Studies are particularly focused to learning about the epigenetic regulation of the enzymes involved in the metabolism of drugs and of other proteins affecting drug response. Thus, it is crucial to highlight the importance of strengthening massive network-based programs on biomedical research, aimed at developing our own pharmacogenomics and pharmacoepigenomics databases. Evidently, there are several groups in the country working in this direction, however these must be strengthened via macro programs to make them more visible versus the needs of the State in the area of healthcare.

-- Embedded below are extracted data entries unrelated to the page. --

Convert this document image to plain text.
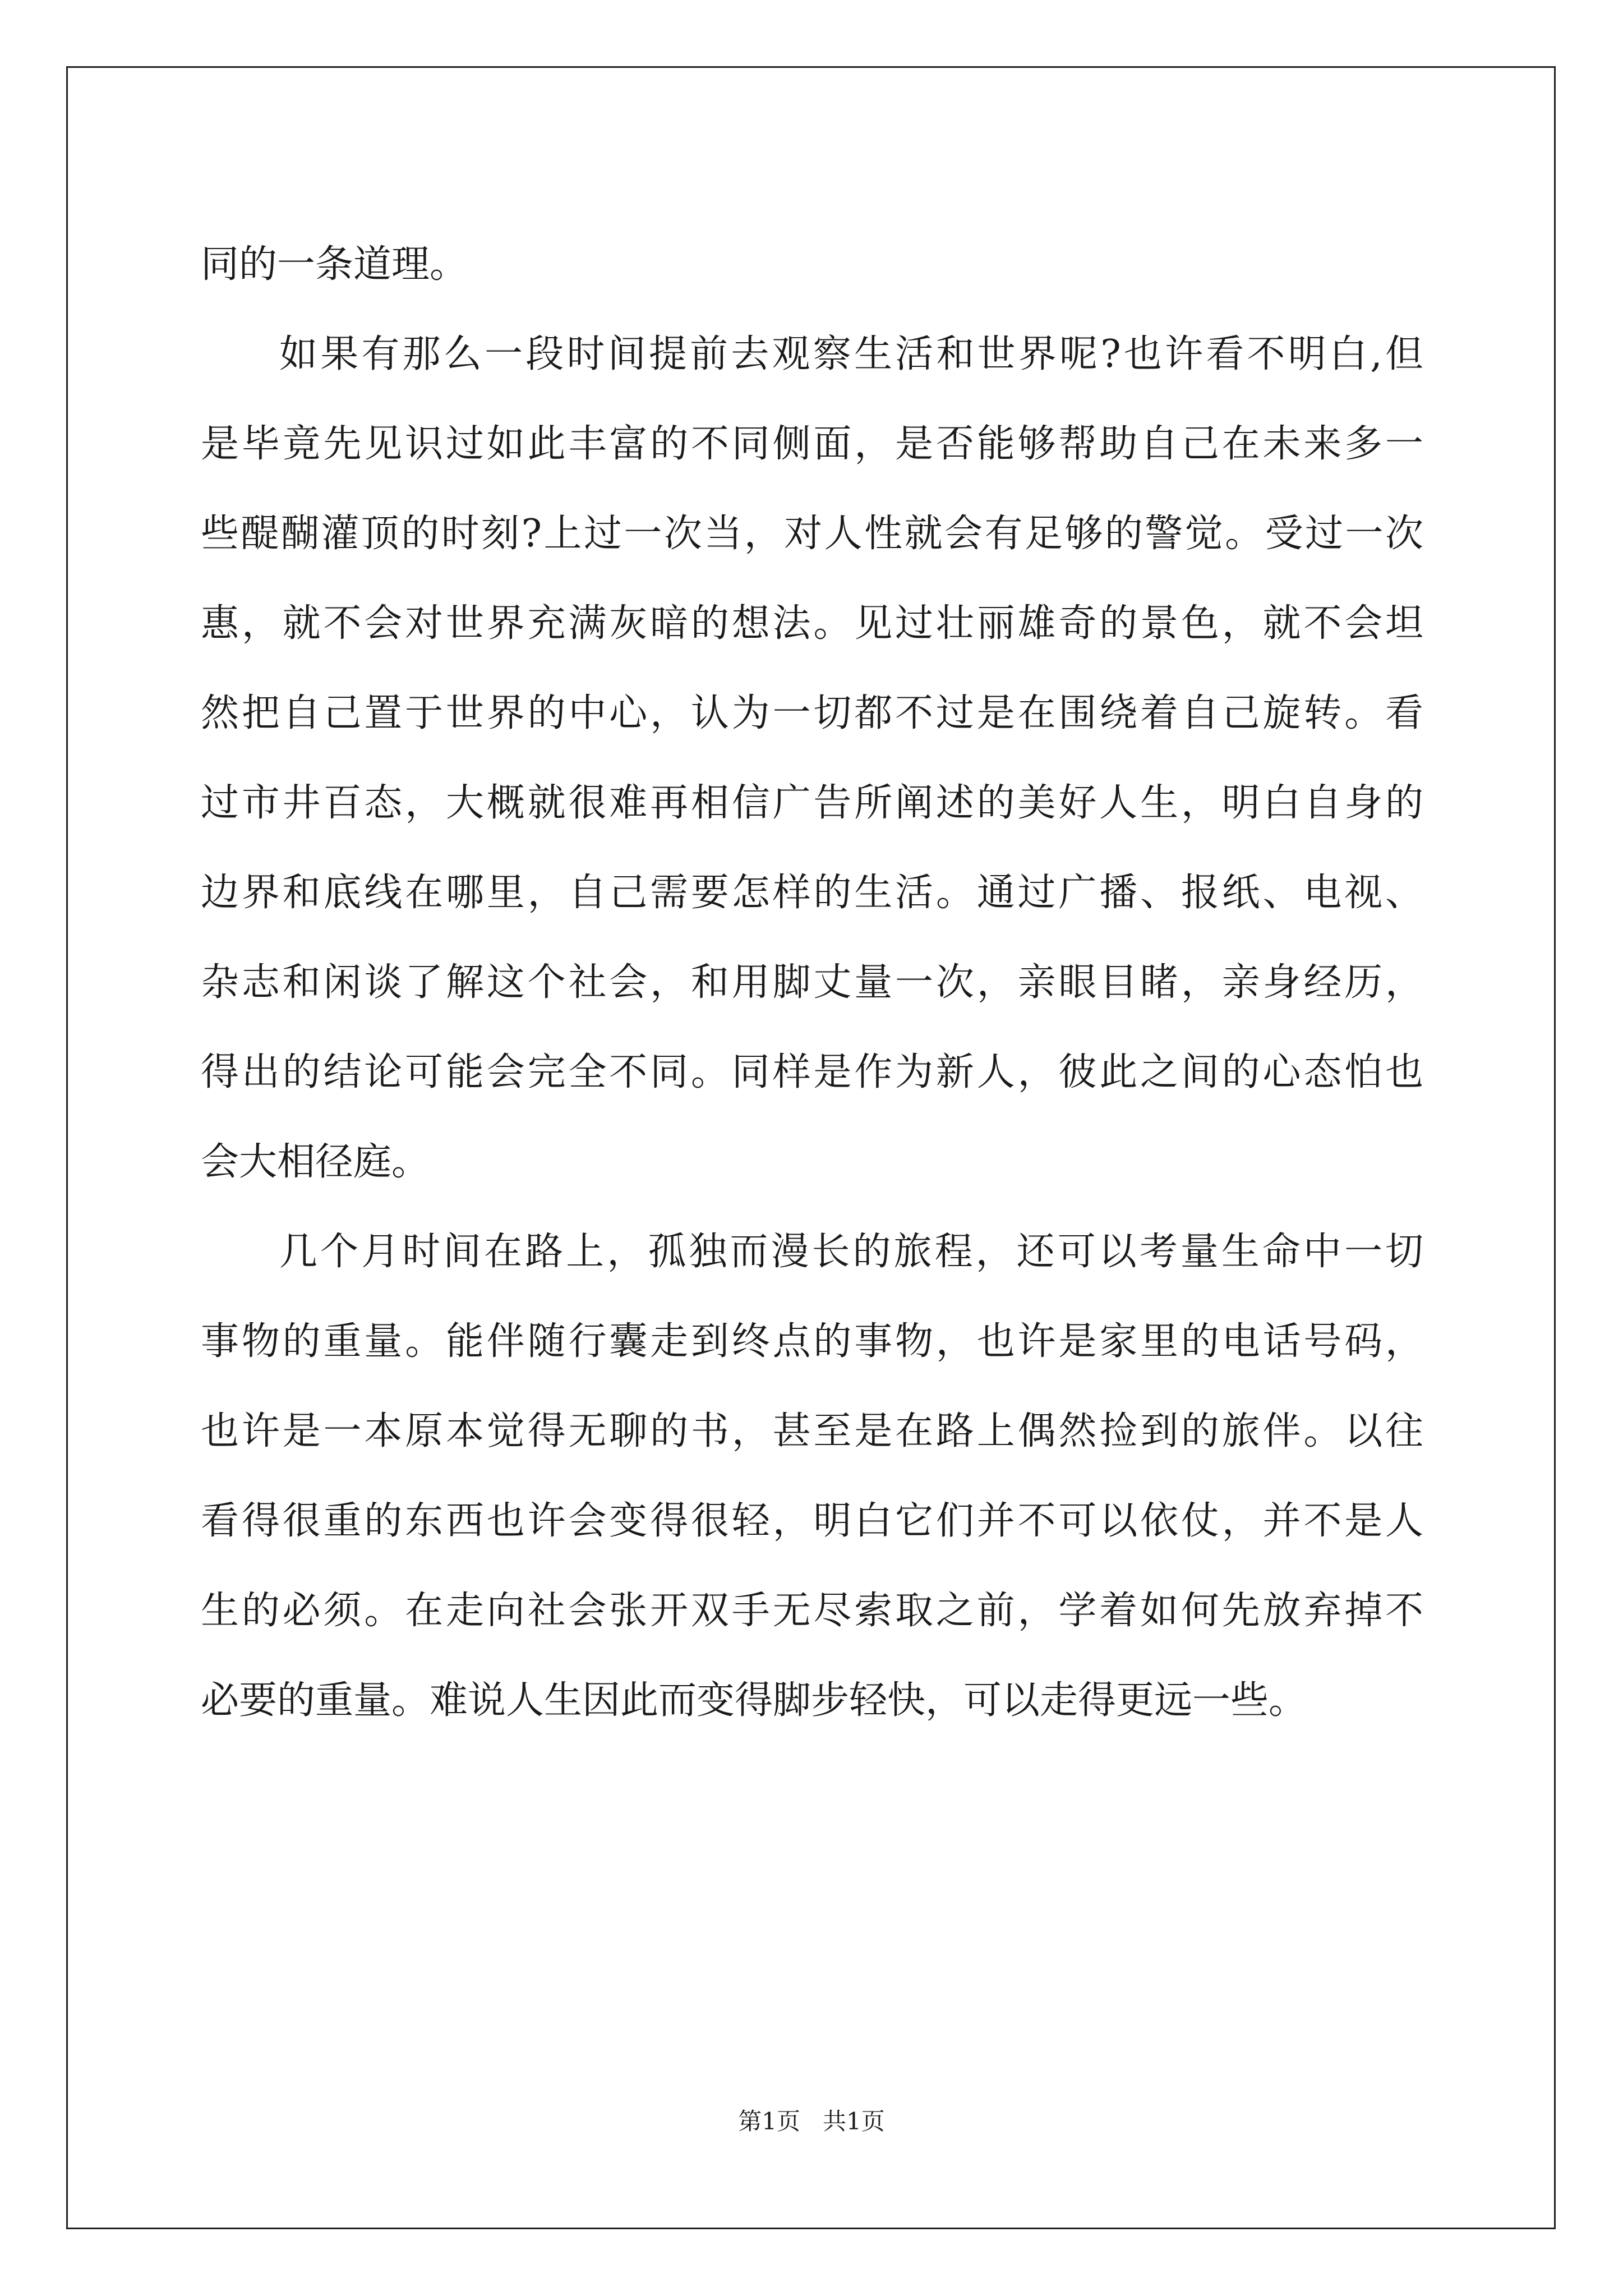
同的一条道理。
如果有那么一段时间提前去观察生活和世界呢?也许看不明白,但
是毕竟先见识过如此丰富的不同侧面，是否能够帮助自己在未来多一
些醍醐灌顶的时刻?上过一次当，对人性就会有足够的警觉。受过一次
惠，就不会对世界充满灰暗的想法。见过壮丽雄奇的景色，就不会坦
然把自己置于世界的中心，认为一切都不过是在围绕着自己旋转。看
过市井百态，大概就很难再相信广告所阐述的美好人生，明白自身的
边界和底线在哪里，自己需要怎样的生活。通过广播、报纸、电视、
杂志和闲谈了解这个社会，和用脚丈量一次，亲眼目睹，亲身经历，
得出的结论可能会完全不同。同样是作为新人，彼此之间的心态怕也
会大相径庭。
几个月时间在路上，孤独而漫长的旅程，还可以考量生命中一切
事物的重量。能伴随行囊走到终点的事物，也许是家里的电话号码，
也许是一本原本觉得无聊的书，甚至是在路上偶然捡到的旅伴。以往
看得很重的东西也许会变得很轻，明白它们并不可以依仗，并不是人
生的必须。在走向社会张开双手无尽索取之前，学着如何先放弃掉不
必要的重量。难说人生因此而变得脚步轻快，可以走得更远一些。
第1页   共1页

The differential response of patients to anesthetic agents, to critical care medicines, to painkillers, among others, are according to these concepts also related to the individual metabolism that is genetically programmed in every patient using these drugs. This indeed a novel area of research for these disciplines and it must be increasingly fostered towards a more rational medical practice (11-13).

This is then an invitation to further encourage the inclusion of pharmacogenomics and pharmacogenetics in research and education programs dealing with the variability of our patient's individual response to treatment.

COMMENTS

^* PharmGKB, véase en http://www.pharmgkb.org/.

REFERENCES

1. Sim SC, Altman RB, Ingelman-Sundberg M. Databases in the area of pharmacogenetics. Hum Mutat. 2011;32:526-31.

2. Oetting WS. Clinical genetics & human genome variation: the 2008 Human Genome Variation Society scientific meeting. Hum Mutat. 2009;30:852-6.

3. Pinto N, Dolan ME. Clinically relevant genetic variations in drug metabolizing enzymes. Curr Drug Metab. 2011;12:487-97.

4. Boone PM, Wiszniewski W, Lupski JR. Genomic medicine and neurological disease. Hum Genet. 2011 [Epub ahead of print].

5. Johansson I, Ingelman-Sundberg M. Genetic polymorphism and toxicology-with emphasis on cytochrome p450. Toxicol Sci. 2011;120:1-13.

6. Searle R, Hopkins PM. Pharmacogenomic variability and anaesthesia. Br J Anaesth. 2009;103:14-25.

7. Restrepo JG, García-Martín E, Martínez C, et al. Polymorphic drug metabolism in anaesthesia. Curr Drug Metab. 2009;10:236-46.

8. Carlquist JF, Anderson JL. Pharmacogenetic mechanisms underlying unanticipated drug responses. Discov Med. 2011;11:469-78.

9. Gómez A, Ingelman-Sundberg M. Pharmacoepigenetics: its role in interindividual differences in drug response. Clin Pharmacol Ther. 2009;85:426-30.

10. Baer-Dubowska W, Majchrzak-Celinska A, Cichocki M. Pharmocoepigenetics: a new approach to predicting individual drug responses and targeting new drugs. Pharmacol Rep. 2011;63:293-304.

11. Martín-Subero JI, Esteller M. Profiling epigenetic alterations in disease. Adv Exp Med Biol. 2011;711: 162-77.

12. Searle R, Hopkins PM. Pharmacogenomic variability and anaesthesia. Br J Anaesth. 2009;103:14-25.

13. Restrepo JG, García-Martín E, Martínez C, et al. Polymorphic drug metabolism in anaesthesia. Curr Drug Metab. 2009;10:236-46.